To submit this homework you will create the document in Rstudio, using the knitr package (button included in Rstudio) and then submit the document to your Rpubs account. Once uploaded you will submit the link to that document on Canvas. Please make sure that this link is hyperlinked and that I can see the visualization and the code required to create it.
str(housing)
## 'data.frame': 72 obs. of 5 variables:
## $ Sat : Ord.factor w/ 3 levels "Low"<"Medium"<..: 1 2 3 1 2 3 1 2 3 1 ...
## $ Infl: Factor w/ 3 levels "Low","Medium",..: 1 1 1 2 2 2 3 3 3 1 ...
## $ Type: Factor w/ 4 levels "Tower","Apartment",..: 1 1 1 1 1 1 1 1 1 2 ...
## $ Cont: Factor w/ 2 levels "Low","High": 1 1 1 1 1 1 1 1 1 1 ...
## $ Freq: int 21 21 28 34 22 36 10 11 36 61 ...
head(housing)
## Sat Infl Type Cont Freq
## 1 Low Low Tower Low 21
## 2 Medium Low Tower Low 21
## 3 High Low Tower Low 28
## 4 Low Medium Tower Low 34
## 5 Medium Medium Tower Low 22
## 6 High Medium Tower Low 36
# place code for vis here
ggplot(housing, aes(x=Cont, y=Freq)) +
geom_point() +
facet_wrap(~Type) +
theme_light() +
labs(x = 'Afforded Conatct',
y = 'Numbers of Residents',
title = 'Afforded Contact VS Number of Residents')

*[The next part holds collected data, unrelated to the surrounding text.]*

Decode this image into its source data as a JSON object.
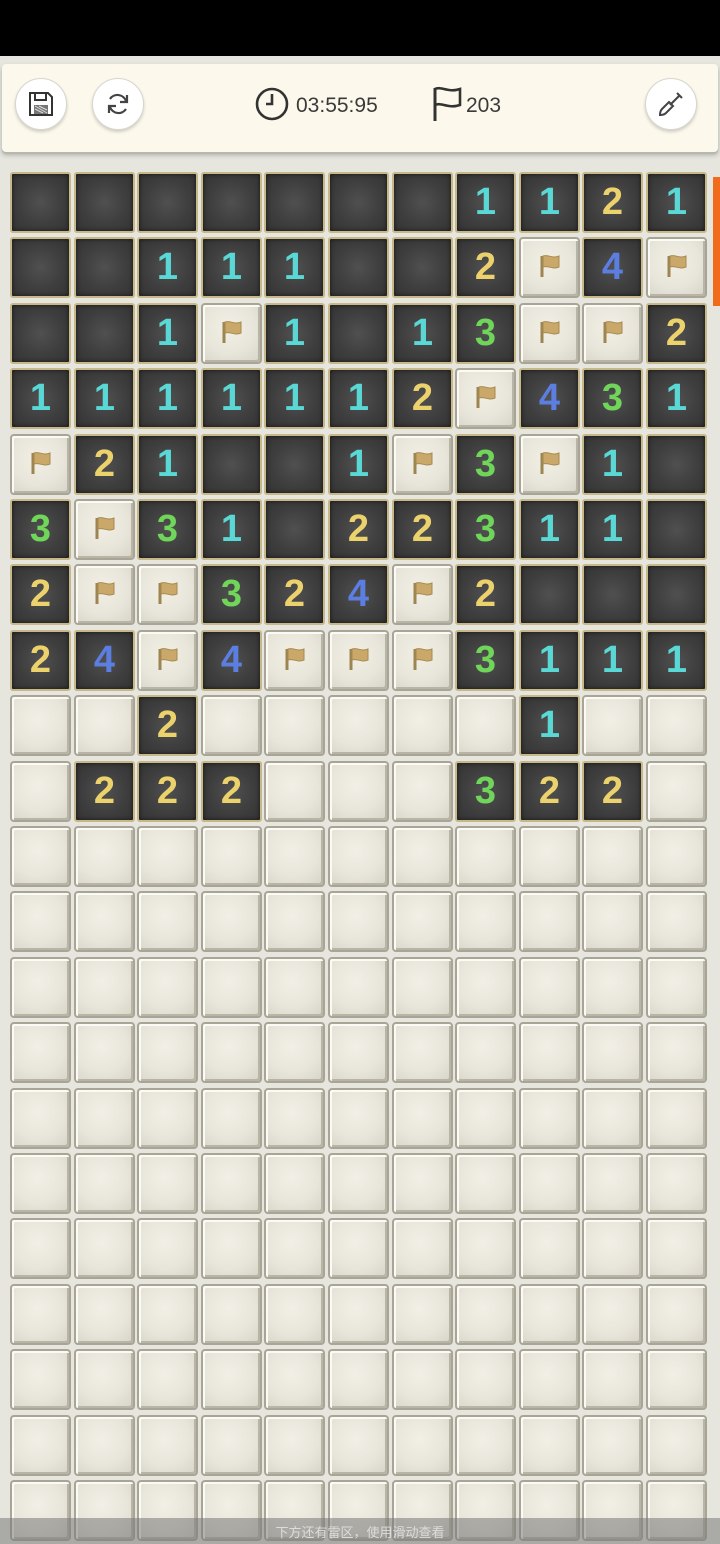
{
  "toolbar": {
    "save_icon": "save-icon",
    "restart_icon": "restart-icon",
    "timer": "03:55:95",
    "flag_count": "203",
    "dig_icon": "shovel-icon"
  },
  "colors": {
    "1": "#5ad8d6",
    "2": "#ecd26c",
    "3": "#6fd65a",
    "4": "#5b7ee0",
    "scroll": "#f26a1b"
  },
  "board": {
    "columns": 11,
    "rows": [
      [
        "o",
        "o",
        "o",
        "o",
        "o",
        "o",
        "o",
        "1",
        "1",
        "2",
        "1"
      ],
      [
        "o",
        "o",
        "1",
        "1",
        "1",
        "o",
        "o",
        "2",
        "F",
        "4",
        "F"
      ],
      [
        "o",
        "o",
        "1",
        "F",
        "1",
        "o",
        "1",
        "3",
        "F",
        "F",
        "2"
      ],
      [
        "1",
        "1",
        "1",
        "1",
        "1",
        "1",
        "2",
        "F",
        "4",
        "3",
        "1"
      ],
      [
        "F",
        "2",
        "1",
        "o",
        "o",
        "1",
        "F",
        "3",
        "F",
        "1",
        "o"
      ],
      [
        "3",
        "F",
        "3",
        "1",
        "o",
        "2",
        "2",
        "3",
        "1",
        "1",
        "o"
      ],
      [
        "2",
        "F",
        "F",
        "3",
        "2",
        "4",
        "F",
        "2",
        "o",
        "o",
        "o"
      ],
      [
        "2",
        "4",
        "F",
        "4",
        "F",
        "F",
        "F",
        "3",
        "1",
        "1",
        "1"
      ],
      [
        "c",
        "c",
        "2",
        "c",
        "c",
        "c",
        "c",
        "c",
        "1",
        "c",
        "c"
      ],
      [
        "c",
        "2",
        "2",
        "2",
        "c",
        "c",
        "c",
        "3",
        "2",
        "2",
        "c"
      ],
      [
        "c",
        "c",
        "c",
        "c",
        "c",
        "c",
        "c",
        "c",
        "c",
        "c",
        "c"
      ],
      [
        "c",
        "c",
        "c",
        "c",
        "c",
        "c",
        "c",
        "c",
        "c",
        "c",
        "c"
      ],
      [
        "c",
        "c",
        "c",
        "c",
        "c",
        "c",
        "c",
        "c",
        "c",
        "c",
        "c"
      ],
      [
        "c",
        "c",
        "c",
        "c",
        "c",
        "c",
        "c",
        "c",
        "c",
        "c",
        "c"
      ],
      [
        "c",
        "c",
        "c",
        "c",
        "c",
        "c",
        "c",
        "c",
        "c",
        "c",
        "c"
      ],
      [
        "c",
        "c",
        "c",
        "c",
        "c",
        "c",
        "c",
        "c",
        "c",
        "c",
        "c"
      ],
      [
        "c",
        "c",
        "c",
        "c",
        "c",
        "c",
        "c",
        "c",
        "c",
        "c",
        "c"
      ],
      [
        "c",
        "c",
        "c",
        "c",
        "c",
        "c",
        "c",
        "c",
        "c",
        "c",
        "c"
      ],
      [
        "c",
        "c",
        "c",
        "c",
        "c",
        "c",
        "c",
        "c",
        "c",
        "c",
        "c"
      ],
      [
        "c",
        "c",
        "c",
        "c",
        "c",
        "c",
        "c",
        "c",
        "c",
        "c",
        "c"
      ],
      [
        "c",
        "c",
        "c",
        "c",
        "c",
        "c",
        "c",
        "c",
        "c",
        "c",
        "c"
      ]
    ]
  },
  "hint": "下方还有雷区，使用滑动查看"
}
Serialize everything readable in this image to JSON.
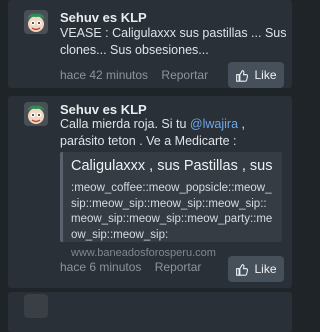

Above graph shows the trend between Afforded Contact and Number of Residents.Based on the graph we can see that Apartment type have a higest number of Resident in each class Howerver, Atrium have the lowers number of Resident in each class.
# place code for vis here
ggplot(housing, aes(x=Sat, y=Freq)) +
geom_point()+
facet_grid(Cont~.)+
theme_light() +
labs(x = 'Satisfaction',
y = 'Numbers of Residents',
title = 'Satisfaction Vs Numbers of Residents')
Above graph show the trend between Satisfactions and Number of Residence across the different afforded contact. From the graph we can say that Resident with the Low afforded contact have low satisfaction and Resident with the High afforded contact have the high satisfaction however residents with the Medium afforded contact have medium satisfaction.
# place code for vis here
graph_3 = housing %>%
group_by(Cont, Type, Infl) %>%
summarise(Freq = sum(Freq))
ggplot(graph_3, aes(x = Infl, y = Cont)) +
geom_point(aes(col=Infl, size=Freq)) +
theme_light() +
facet_grid(Type ~ .)+
labs(x = 'Influence of Management',
y = 'Contact',
title = 'Contact Vs Influence on Management, Resident ')
Above graph shows the Contact Vs Influence on Management and frequencies across the different residence type. From the graph we can see that the higher the contact the higher the house hold and have the high influence on the Management. We can see similar trend in Atrium and Terrace Residence.
# place code for vis here
graph_2 = housing %>%
group_by(Sat, Type, Infl) %>%
summarise(Freq = sum(Freq))
ggplot(graph_2, aes(x = Infl, y = Freq))+
geom_point(aes(col=Infl)) +
theme_light() +
facet_wrap(~Type) +
labs(x = 'Influence of Management',
y = 'Numbers of Residents',
title = 'Resident Vs Satisfaction, Rental Accomodation and Management Influence')
Above graph shows the number of Resident have an influence of management across different type of accommodation. Based on the graph, Apartment resident have a high degree of influence on the Management then the Atrium Residence.
# place code for vis here
ggplot(housing) +
geom_bar(aes(x = Sat, y = Freq, fill = Cont), stat = 'identity', width =.4, position = "dodge") +
labs(title="Number of Resident by Satisfaction with their Rental Type ")+
xlab("Satisfaction")+
ylab("Number of Resident") +
theme_light() +
facet_wrap(~Type)
Above graph show the Number of Resident are satisfied across the different type of accommodation. form the graph we can see that Residents from the Apartment are more Satisfied the other type of accommodation. Also, Residents from the Atrium the lowest in satisfaction. When we look at the cost shared with other residence is low we can see the similar pattern across the different accommodation type.